Shaped like a turtle with a great aluminum head protruding out and topped with a giant statue of Kannon, Fukusaiji Temple in Nagasaki is sure to be the strangest-looking zen temple you will ever see.

In its current form, it was built in 1979, however, it was originally founded as the second of the Chinese temples in 1628, just 5 years after Kofukuji.

The modern, Chinese-style gate is topped with a curious geometric sculpture that hints at what can be found within, a Foucault Pendulum, a scientific device used to show the rotation of the earth, the second biggest in the world when it was built.

Fukusaiji grew to become the biggest of the four Chinese temples and in 1910 the main hall was registered as a National Treasure.

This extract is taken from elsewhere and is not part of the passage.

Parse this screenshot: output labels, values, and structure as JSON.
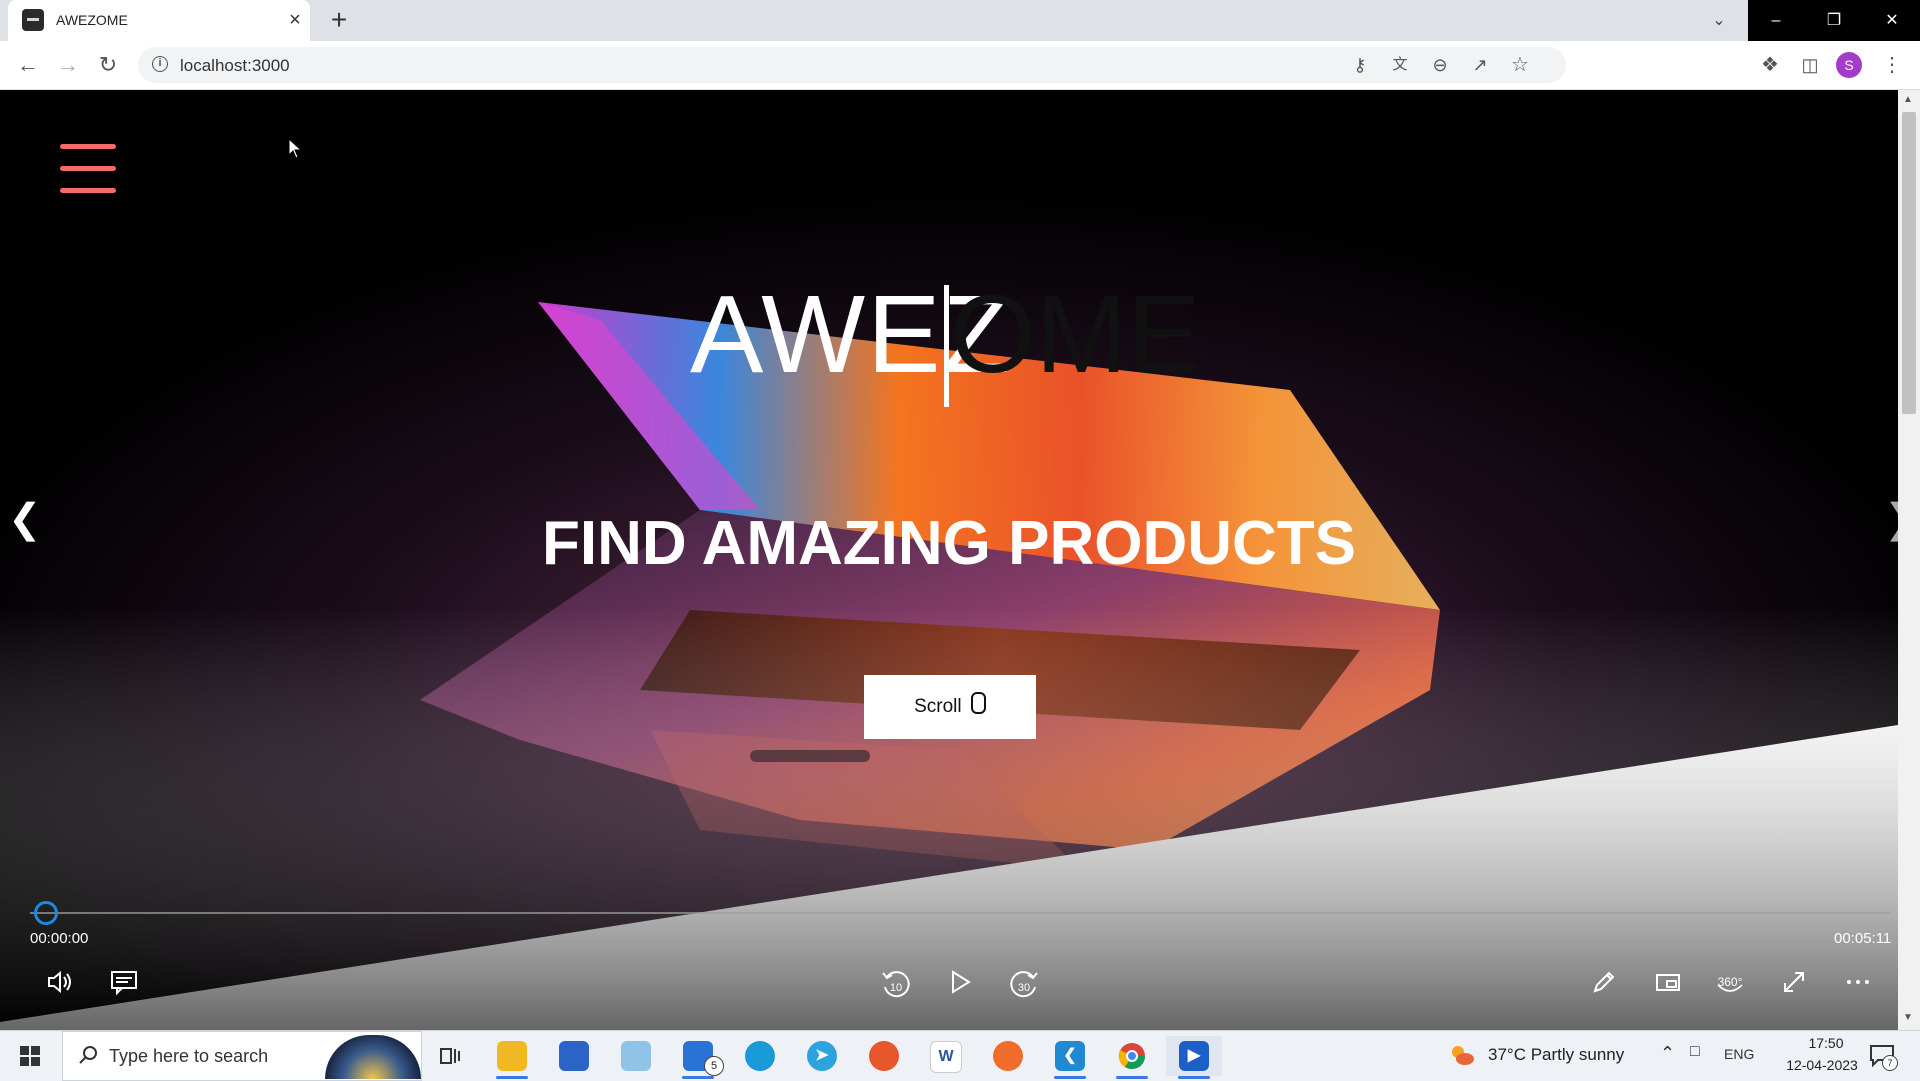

Fukusaiji was completely destroyed in the atomic bombing.

The temple bell rings at 11.02am every day, the time of the bomb exploding.

As well as being a mausoleum, the basement also has displays of surviving remnants and photos from the original temple as well as uniforms and stuff from WWII Japanese soldiers.

Not too far from Nagasaki Station, Fukusaiji certainly has enough unusual sights to be worth a detour.

The circle in the ceiling and the metal fence around the circle in the floor are part of a Foucault Pendulum that starts inside the top of the 18-meter Kannon statue and ends in a metal sphere swinging over the remains of more than 16,000 Japanese war dead in the mausoleum in the temple basement.